Joe threw his head back and drained the last of that wine in one long, continuous swallow. As I watched the wine bubbling out of that jug into his mouth it looked as if those bubbles were going down his thick, curved throat carried by the spasmodic rolling of his Adam's apple. It made me feel seasick as I watched.

After what seemed an endless period, while he waited for the last few drops to roll down the inside of the jug to his waiting outthrust tongue, he sat bolt upright, his chin pulled back, and rested the empty pinkish glass jug on his knee. He belched —a long, rolling, roaring belch—and then he jerked his head around toward me with a big grin of accomplishment.

"Oh boy—dat's good—heh, keed?"

I yeah'd.
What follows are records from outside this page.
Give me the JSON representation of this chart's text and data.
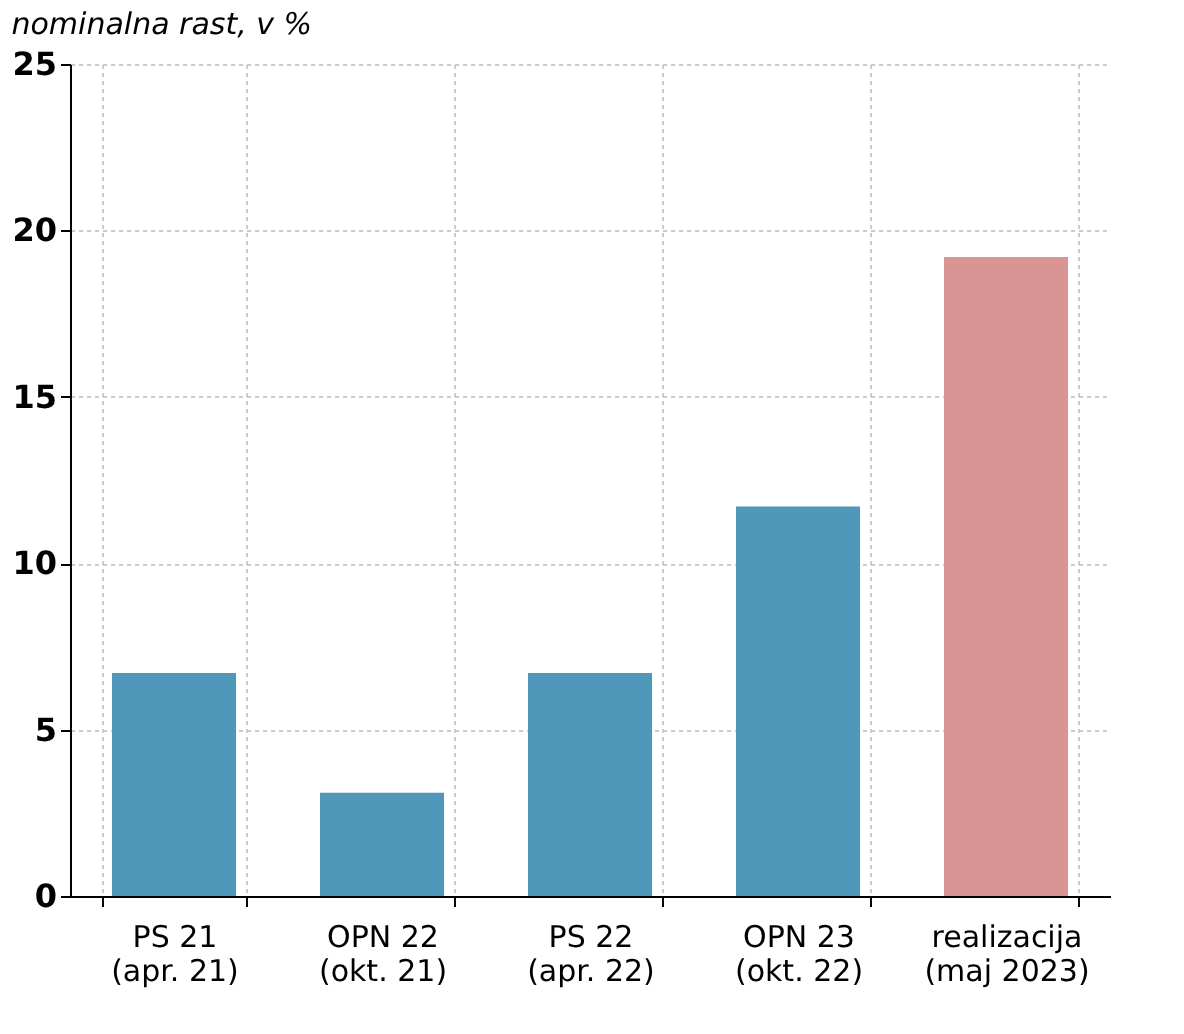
{
  "chart_data": {
    "type": "bar",
    "subtitle": "nominalna rast, v %",
    "categories": [
      "PS 21\n(apr. 21)",
      "OPN 22\n(okt. 21)",
      "PS 22\n(apr. 22)",
      "OPN 23\n(okt. 22)",
      "realizacija\n(maj 2023)"
    ],
    "values": [
      6.7,
      3.1,
      6.7,
      11.7,
      19.2
    ],
    "colors": [
      "#4f98b9",
      "#4f98b9",
      "#4f98b9",
      "#4f98b9",
      "#d99494"
    ],
    "ylim": [
      0,
      25
    ],
    "yticks": [
      0,
      5,
      10,
      15,
      20,
      25
    ],
    "grid": true,
    "legend": false
  }
}
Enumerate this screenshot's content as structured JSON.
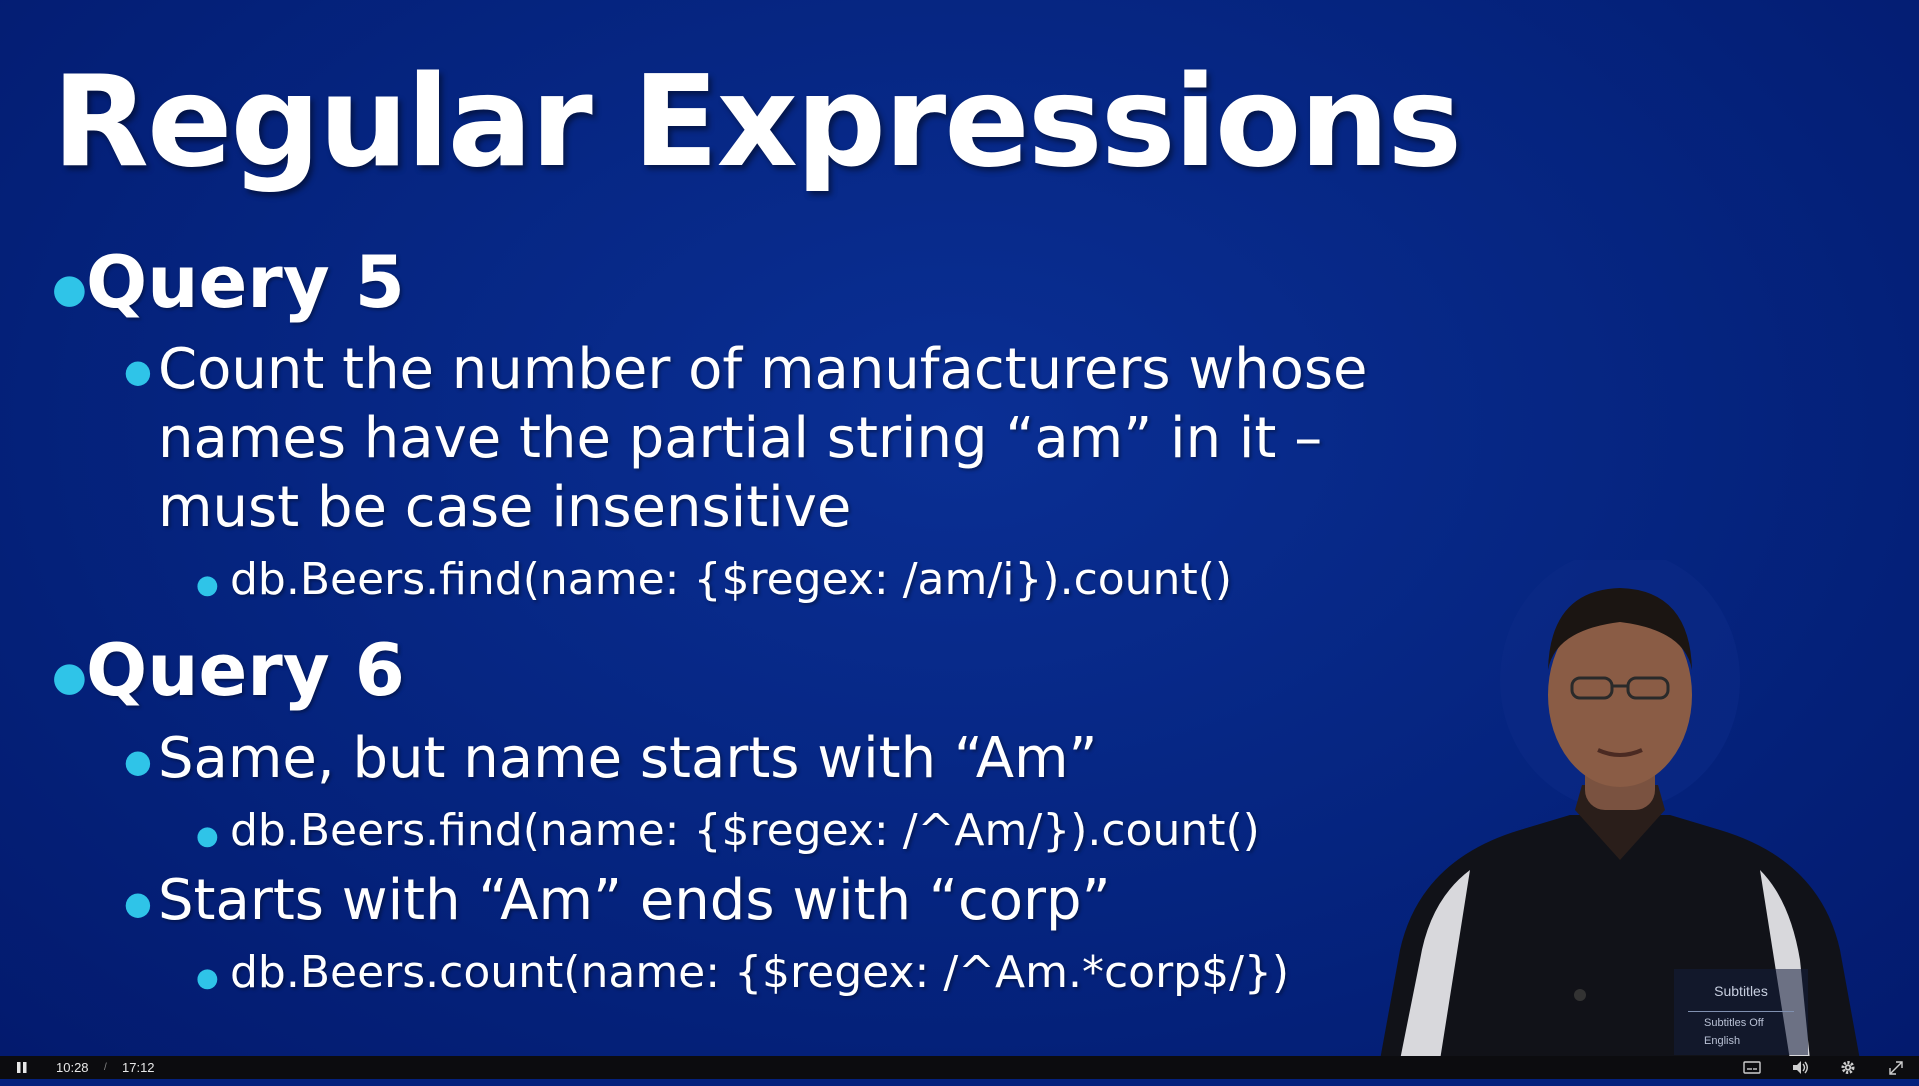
{
  "slide": {
    "title": "Regular Expressions",
    "query5": {
      "heading": "Query 5",
      "desc_line1": "Count the number of manufacturers whose",
      "desc_line2": "names have the partial string “am” in it –",
      "desc_line3": "must be case insensitive",
      "code": "db.Beers.find(name: {$regex: /am/i}).count()"
    },
    "query6": {
      "heading": "Query 6",
      "item1": "Same, but name starts with “Am”",
      "code1": "db.Beers.find(name: {$regex: /^Am/}).count()",
      "item2": "Starts with “Am” ends with “corp”",
      "code2": "db.Beers.count(name: {$regex: /^Am.*corp$/})"
    },
    "bullet_color": "#2fc4e8",
    "background_color": "#05247f"
  },
  "subtitles_menu": {
    "title": "Subtitles",
    "options": [
      "Subtitles Off",
      "English"
    ]
  },
  "player": {
    "current_time": "10:28",
    "separator": "/",
    "duration": "17:12",
    "icons": [
      "pause-icon",
      "captions-icon",
      "volume-icon",
      "gear-icon",
      "exit-fullscreen-icon"
    ]
  }
}
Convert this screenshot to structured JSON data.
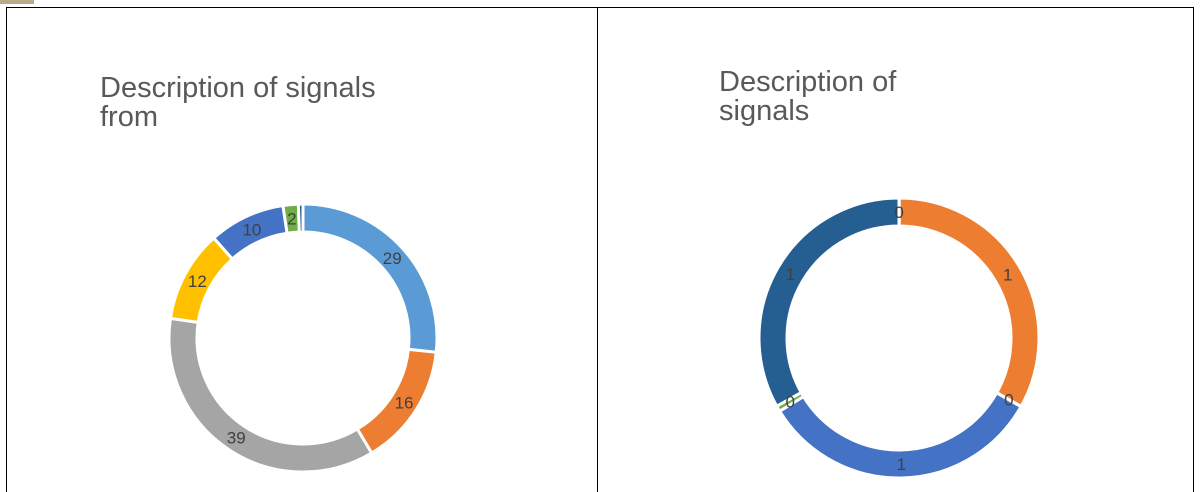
{
  "chart_data": [
    {
      "type": "pie",
      "style": "donut",
      "title": "Description of signals\nfrom",
      "slices": [
        {
          "label": "29",
          "value": 29,
          "color": "#5b9bd5"
        },
        {
          "label": "16",
          "value": 16,
          "color": "#ed7d31"
        },
        {
          "label": "39",
          "value": 39,
          "color": "#a5a5a5"
        },
        {
          "label": "12",
          "value": 12,
          "color": "#ffc000"
        },
        {
          "label": "10",
          "value": 10,
          "color": "#4472c4"
        },
        {
          "label": "2",
          "value": 2,
          "color": "#70ad47"
        },
        {
          "label": "",
          "value": 0.6,
          "color": "#255e91"
        }
      ]
    },
    {
      "type": "pie",
      "style": "donut",
      "title": "Description of\nsignals",
      "slices": [
        {
          "label": "0",
          "value": 0.001,
          "color": "#5b9bd5"
        },
        {
          "label": "1",
          "value": 1,
          "color": "#ed7d31"
        },
        {
          "label": "0",
          "value": 0.001,
          "color": "#a5a5a5"
        },
        {
          "label": "1",
          "value": 1,
          "color": "#4472c4"
        },
        {
          "label": "0",
          "value": 0.02,
          "color": "#70ad47"
        },
        {
          "label": "1",
          "value": 1,
          "color": "#255e91"
        }
      ]
    }
  ],
  "colors": {
    "frame": "#000000",
    "title": "#595959",
    "label": "#404040",
    "corner_mark": "#b8aa8a"
  }
}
I tried to belch too, but no go.

Then Joe got busy. He swooped his long arm down, filled the jug with water, and let it sink down into the harbor. He took my bucket of paint and with a few expert twirls of the brush, smeared the unchipped hull with a series of dabs, streaks, and blotches. When he was through it looked as if we'd put in a hard morning's work, and had chipped and red-leaded a lot more than our share on the stern of that ship.

A very artistic-looking job, we both agreed, and Joe carefully arranged a series of dabs and smears down near the water line which made a crude but readable big capital J.

Being a provident, farsighted guy, he had tied a rope ladder up at the rail and attached it to our plank early that morning. At that, when we loosened the lines that had curved us around the hull and swung out, I had quite a time getting back on the ship; but after he grabbed me a few times as I thrust my foot through the wobbly rungs of the ladder and almost toppled into the water, he boosted me up to the rail and told me to stay off ships. I'd never be a sailor.